From the DMN
DES MOINES, Iowa – The search for the missing piece from the Rangers lineup resumed in a state where the best-known ballpark is carved out of a cornfield.
But Josh Hamilton was some three hours southwest of the Field of Dreams on Thursday night, instead playing center field for Triple-A Oklahoma City at the 11,000-seat Principal Park.
But his field of dreams is Rangers Ballpark in Arlington. Hamilton, who is on the disabled list after having surgery to repair a torn abdominal muscle, hopes to resume patrolling center field there and batting third as soon as Saturday.
The Rangers will gladly welcome the return of their best run producer, who hit 32 homers last season, drove in 130 runs and has the ability to turn around a slumping offense.
While Hamilton is the first to caution that he probably isn’t the cure-all for the Rangers’ lineup, he is expected to offer plenty of help when he returns.
“There’s no guarantee that we’re going to do any better when I do get back,” he said. “I’m only human, but at the same time, I hope I can come back and help out the lineup.”
A Saturday return is not a certainty. Hamilton went 0-for-4 Thursday against the Iowa Cubs and is only 1-for-11 in two games here. He handled outfield duties for the first time on his rehab assignment without difficulty and will be back in center tonight.

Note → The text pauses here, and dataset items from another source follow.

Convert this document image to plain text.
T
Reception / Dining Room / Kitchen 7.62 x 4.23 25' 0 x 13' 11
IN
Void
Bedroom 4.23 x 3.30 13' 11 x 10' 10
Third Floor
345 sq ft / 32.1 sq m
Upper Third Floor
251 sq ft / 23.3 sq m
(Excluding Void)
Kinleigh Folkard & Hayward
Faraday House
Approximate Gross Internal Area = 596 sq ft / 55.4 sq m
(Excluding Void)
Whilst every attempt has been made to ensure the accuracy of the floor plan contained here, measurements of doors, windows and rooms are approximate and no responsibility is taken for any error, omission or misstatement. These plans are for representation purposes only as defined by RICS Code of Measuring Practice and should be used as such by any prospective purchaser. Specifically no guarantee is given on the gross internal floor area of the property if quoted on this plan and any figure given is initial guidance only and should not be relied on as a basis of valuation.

It was suggested that Hamilton get 30 at-bats before being activated from the DL, where he landed June 1. That should allow him to get his timing back and get to the point where he is regularly making solid contact.
Including a game Monday for Double-A Frisco, Hamilton has two hits in 15 at-bats. Though the results are missing, he sees progress.
“My timing’s there,” said Hamilton, who swung at the first pitch in all four at-bats against Iowa. “I’m still a little too aggressive, trying to make something happen, but that happens at every level.”
Hamilton, who was also on the DL from April 27 to May 12 with a strained rib cage, is hitting only .240 with six homers for the Rangers. He flirted with swing changes in spring training, then went back to the swing he used last season.
He never found a groove early in the season, and he appeared to be starting to swing the bat well when he suffered the abdominal injury May 17 while making a leaping catch that sent him into the center field wall at Rangers Ballpark.
Hamilton sees his return as a fresh start, but he also wants to be right before he is activated. If that doesn’t happen by Saturday, he’ll go to Oklahoma City and work on timing.
“That’s all hitting is anyway,” he said. “It doesn’t matter who’s throwing or who’s hitting. It’s quite simple, really.”
There’s no doubt the Rangers missed his big bat while slumping badly at the plate in June. Hamilton, who was out the entire month, would not have been missed had the Rangers led baseball in average, runs and homers.
Instead, they hit an American League-low .225, and only one team scored fewer runs. Players admitted they pressed to make up for Hamilton’s absence.
“I think so, and that’s the wrong thing to do,” said leadoff hitter Ian Kinsler, who saw his average slide 16 points in June without Hamilton hitting two spots behind him. “We need to take care of what we can control. If we do that, we’ll be fine. It’s when we try to do too much when we get in trouble.”
Manager Ron Washington said Kinsler and No. 2 hitter Michael Young will benefit the most from Hamilton’s return. Pitchers will be around the strike zone to avoid giving them a free base so that Hamilton will hit with the bases empty.
“He’s one of our best players, and we’ve seen what he can do,” outfielder David Murphy said. “But there are no guarantees that he’s going to hit .350. You can’t expect that of him. At the same time, his return could be the factor that makes everyone better.”
The Hamilton-fueled improvement could start as soon as Saturday.
“If it was my decision, absolutely,” he said.